Ryssdal: Well, that’s always good. Better to be on that path then not. Let me ask you about you, actually, because you have had an interesting route to get to TaskRabbit. From Detroit, you spent time at Goldman Sachs, via Stanford, and then Google before you got recruited to TaskRabbit. What made you want to after time at Google in its early days, why a sharing-economy company?

Brown-Philpot: I fell in love with the vision of TaskRabbit, which is to revolutionize everyday work. And I grew up in the city of Detroit, where a lot of people didn’t have work opportunities but they were good hard-working people, including I had a single mom who took care of me and my brother. And so what we get to do at TaskRabbit is create jobs. I’m excited about the opportunity that we have to what I think of is creating everyday work for everyday people. And it was hard not to pass up a chance to create more jobs for people I grew up with, all over this country.

Ryssdal: OK, but here’s the thing, as you know as well as anybody else in this country by virtue of what you do, the nature of work in this country is changing. The kinds of jobs, the pay of those jobs, all of those things. Is TaskRabbit a place where somebody can go and make a living in this new economy?

Brown-Philpot: Yeah, the nature of work is definitely changing. People aren’t interested in — and the days of wanting to spend 40 hours inside one building doing the same thing is ultimately, I believe, going to disappear. So on TaskRabbit, the average hourly wage is $35 an hour, which is five times the federal minimum wage. And so not only it’s a flexible income, it’s a meaningful income that people all over the country today are using to fill an income gap that they have and pay one to three major bills.

Ryssdal: So this is going to sound maybe a little pointed, but what the heck – that sounds a lot like what the folks who run Uber say. “Oh yeah, it’ll be great for you and you can totally get by,” and then you hear stories about drivers not getting health care and getting expenses that they can’t cover and all of those sorts of things. And so I go back to my previous question, which although artfully you didn’t quite answer — can you make a living working for TaskRabbit?

Brown-Philpot: We have taskers who have made $150,000 a year. We have taskers who have paid for their kids to go to college. We have taskers who make $60,000 a year on TaskRabbit in addition to $50,000 in another job they have. And for a lot of people, that’s more than making a living, that’s making a good living. We also offer things like training, and then we’ve partnered with various companies to offer portable benefits, things like accessing health care or other retirement options are available through the marketplace.

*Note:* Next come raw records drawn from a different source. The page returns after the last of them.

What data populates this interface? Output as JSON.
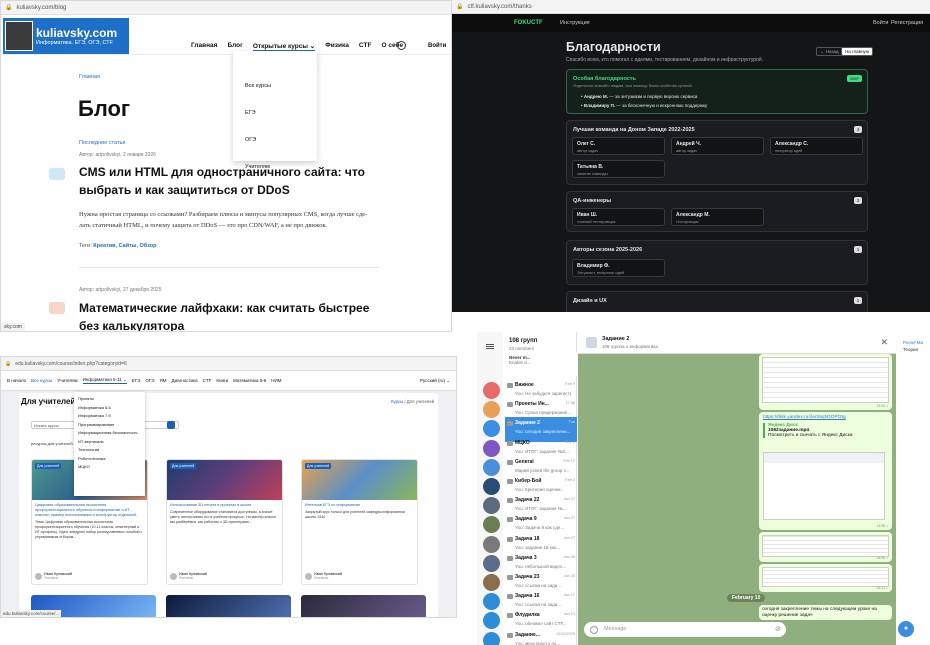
{
  "blog": {
    "url": "kuliavsky.com/blog",
    "logo_title": "kuliavsky.com",
    "logo_sub": "Информатика. ЕГЭ, ОГЭ, СТF",
    "nav": [
      "Главная",
      "Блог",
      "Открытые курсы ⌄",
      "Физика",
      "CTF",
      "О себе"
    ],
    "login": "Войти",
    "dropdown": [
      "Все курсы",
      "ЕГЭ",
      "ОГЭ",
      "Учителям"
    ],
    "breadcrumb": "Главная",
    "heading": "Блог",
    "section": "Последние статьи",
    "post1_meta": "Автор: artpolivskyi, 2 января 2026",
    "post1_title": "CMS или HTML для одностраничного сайта: что выбрать и как защититься от DDoS",
    "post1_excerpt": "Нужна простая страница со ссылками? Разбираем плюсы и минусы популярных CMS, когда лучше сде-лать статичный HTML, и почему защита от DDoS — это про CDN/WAF, а не про движок.",
    "post1_tags_label": "Теги:",
    "post1_tags": "Креатив, Сайты, Обзор",
    "post2_meta": "Автор: artpolivskyi, 27 декабря 2025",
    "post2_title": "Математические лайфхаки: как считать быстрее без калькулятора",
    "status": "sky.com"
  },
  "ctf": {
    "url": "ctf.kuliavsky.com/thanks",
    "brand": "FOKUCTF",
    "nav_instructions": "Инструкция",
    "login": "Войти",
    "register": "Регистрация",
    "heading": "Благодарности",
    "subtitle": "Спасибо всем, кто помогал с идеями, тестированием, дизайном и инфраструктурой.",
    "btn_back": "← Назад",
    "btn_home": "На главную",
    "special": {
      "title": "Особая благодарность",
      "desc": "Отдельное спасибо людям, чья помощь была особенно ценной.",
      "badge": "MVP",
      "items": [
        {
          "name": "Андрею М.",
          "text": " — за энтузиазм и первую версию сервиса"
        },
        {
          "name": "Владимиру П.",
          "text": " — за бесконечную и искреннюю поддержку"
        }
      ]
    },
    "team": {
      "title": "Лучшая команда на Доном Западе 2022-2025",
      "count": "4",
      "members": [
        {
          "name": "Олег С.",
          "role": "автор задач"
        },
        {
          "name": "Андрей Ч.",
          "role": "автор задач"
        },
        {
          "name": "Александр С.",
          "role": "генератор идей"
        },
        {
          "name": "Татьяна В.",
          "role": "капитан команды"
        }
      ]
    },
    "qa": {
      "title": "QA-инженеры",
      "count": "2",
      "members": [
        {
          "name": "Иван Ш.",
          "role": "главный тестировщик"
        },
        {
          "name": "Александр М.",
          "role": "тестировщик"
        }
      ]
    },
    "authors": {
      "title": "Авторы сезона 2025-2026",
      "count": "1",
      "members": [
        {
          "name": "Владимир Ф.",
          "role": "Энтузиаст, генератор идей"
        }
      ]
    },
    "design": {
      "title": "Дизайн и UX",
      "count": "1"
    }
  },
  "edu": {
    "url": "edu.kuliavsky.com/course/index.php?categoryid=6",
    "nav": [
      "В начало",
      "Все курсы",
      "Учителям",
      "Информатика 5-11 ⌄",
      "ЕГЭ",
      "ОГЭ",
      "ЯМ",
      "Диагностика",
      "CTF",
      "Книги",
      "Математика 5-6",
      "НИМ"
    ],
    "lang": "Русский (ru) ⌄",
    "heading": "Для учителей",
    "breadcrumb_link": "Курсы",
    "breadcrumb_cur": "Для учителей",
    "menu": [
      "Проекты",
      "Информатика 5-6",
      "Информатика 7-9",
      "Программирование",
      "Информационная безопасность",
      "ИТ-вертикаль",
      "Технологии",
      "Робототехника",
      "МЦКО"
    ],
    "search_placeholder": "Искать курсы",
    "note": "ресурсы для учителей",
    "cards": [
      {
        "tag": "Для учителей",
        "title": "Цифровая образовательная экосистема профориентационного обучения в информатике и ИТ-классах: пример использования и конструктор отдельной",
        "desc": "Тема: Цифровая образовательная экосистема профориентационного обучения (10-11 классы, инженерный и ИТ-профиль). Идея: внедрить набор разноуровневых пособий с управляемым отбором...",
        "author": "Иван Кулявский",
        "author_sub": "Учитель"
      },
      {
        "tag": "Для учителей",
        "title": "Использование 3D-печати в проектах в школе",
        "desc": "Современное оборудование становится доступным, а значит уметь использовать его в учебном процессе. На мастер-классе мы разберёмся, как работать с 3D-принтерами...",
        "author": "Иван Кулявский",
        "author_sub": "Учитель"
      },
      {
        "tag": "Для учителей",
        "title": "Интенсив ЕГЭ по информатике",
        "desc": "Закрытый курс только для учителей кафедры информатики школы 1440",
        "author": "Иван Кулявский",
        "author_sub": "Учитель"
      }
    ],
    "status": "edu.kuliavsky.com/course/..."
  },
  "tg": {
    "folder_title": "108 групп",
    "folder_sub": "23 members",
    "chats": [
      {
        "name": "Важное",
        "msg": "You: Не забудьте зарегистр...",
        "date": "Feb 9",
        "color": "#e86b6b"
      },
      {
        "name": "Проекты Ин...",
        "msg": "You: Срока придержания...",
        "date": "17:58",
        "color": "#e8a05b"
      },
      {
        "name": "Задание 2",
        "msg": "You: сегодня закреплени...",
        "date": "Tue",
        "color": "#3a8de0"
      },
      {
        "name": "МЦКО",
        "msg": "You: ИТОГ: задание №2...",
        "date": "Mar 2",
        "color": "#7e57c2"
      },
      {
        "name": "General",
        "msg": "Марий joined the group v...",
        "date": "Feb 17",
        "color": "#4a90d9"
      },
      {
        "name": "Кибер-Бой",
        "msg": "You: Критерии оценки...",
        "date": "Feb 2",
        "color": "#2a4d77"
      },
      {
        "name": "Задача 22",
        "msg": "You: ИТОГ: задание №...",
        "date": "Jan 27",
        "color": "#5a6b7e"
      },
      {
        "name": "Задача 9",
        "msg": "You: Задача 9 как сде...",
        "date": "Jan 27",
        "color": "#6b7d52"
      },
      {
        "name": "Задача 18",
        "msg": "You: задание 18 как...",
        "date": "Jan 27",
        "color": "#7a7a7a"
      },
      {
        "name": "Задача 3",
        "msg": "You: небольшой видео...",
        "date": "Jan 26",
        "color": "#5c6c8c"
      },
      {
        "name": "Задача 23",
        "msg": "You: ссылка на зада...",
        "date": "Jan 25",
        "color": "#8a6d4a"
      },
      {
        "name": "Задача 16",
        "msg": "You: ссылка на зада...",
        "date": "Jan 17",
        "color": "#2f8cd6"
      },
      {
        "name": "Флудилка",
        "msg": "You: обновил сайт CTF...",
        "date": "Jan 13",
        "color": "#2f8cd6"
      },
      {
        "name": "Задание...",
        "msg": "You: мега просто по...",
        "date": "12/10/2025",
        "color": "#2f8cd6"
      }
    ],
    "notice_title": "Never m...",
    "notice_text": "Enable d...",
    "chat_title": "Задание 2",
    "chat_sub": "108 группа 1 информатика",
    "link1": "https://disk.yandex.ru/i/arSsqN3OPf3Ig",
    "disk_source": "Яндекс Диск",
    "disk_file": "1082задание.mp4",
    "disk_desc": "Посмотреть и скачать с Яндекс Диска",
    "t1": "13:03 ✓",
    "t2": "13:58 ✓",
    "t3": "14:09 ✓",
    "t4": "14:21 ✓",
    "date_chip": "February 10",
    "last_msg": "сегодня закрепление темы на следующем уроке на оценку решение задач",
    "input_placeholder": "Message",
    "right_title": "Pionel Ma",
    "right_sub": "Теория"
  }
}
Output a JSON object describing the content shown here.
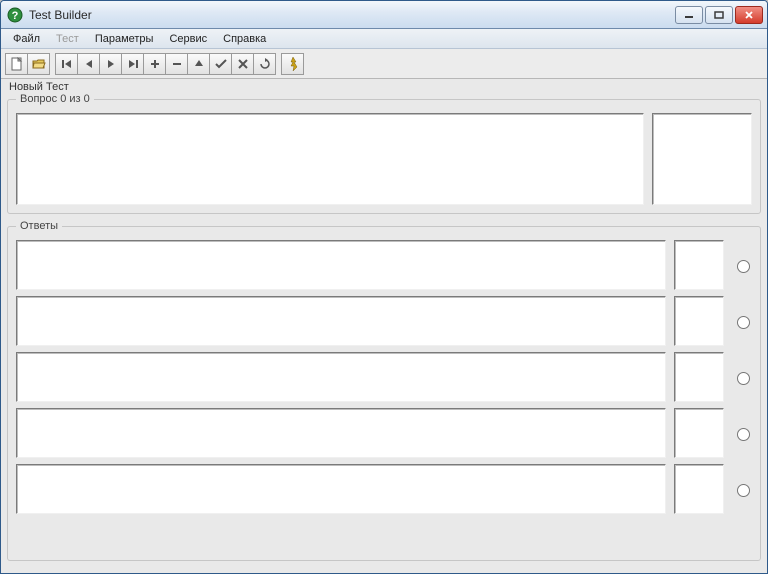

Ryssdal: This is kind of a more macro question, and I’d be curious to get your take. When do you think this idea of the changing nature of work will become the new normal? This idea that people have to dip in and dip out and do a lot of things to get by? Because clearly that’s the way things are going.

Brown-Philpot: I believe it’s going to be sooner than we all think. Most of our taskers are part time, but the phenomenon that we’re seeing and the trend with them is that they are making more and more hours available to task on TaskRabbit. And as you’ve seen from the way the U.S. government is now tracking census data, they’ve started to track again income from independent contracting services because there’s a recognition that that’s the new normal, or becoming the new normal, of how people work.

Ryssdal: Stacy Brown-Philpot. She is the CEO of TaskRabbit. Thanks very much for your time.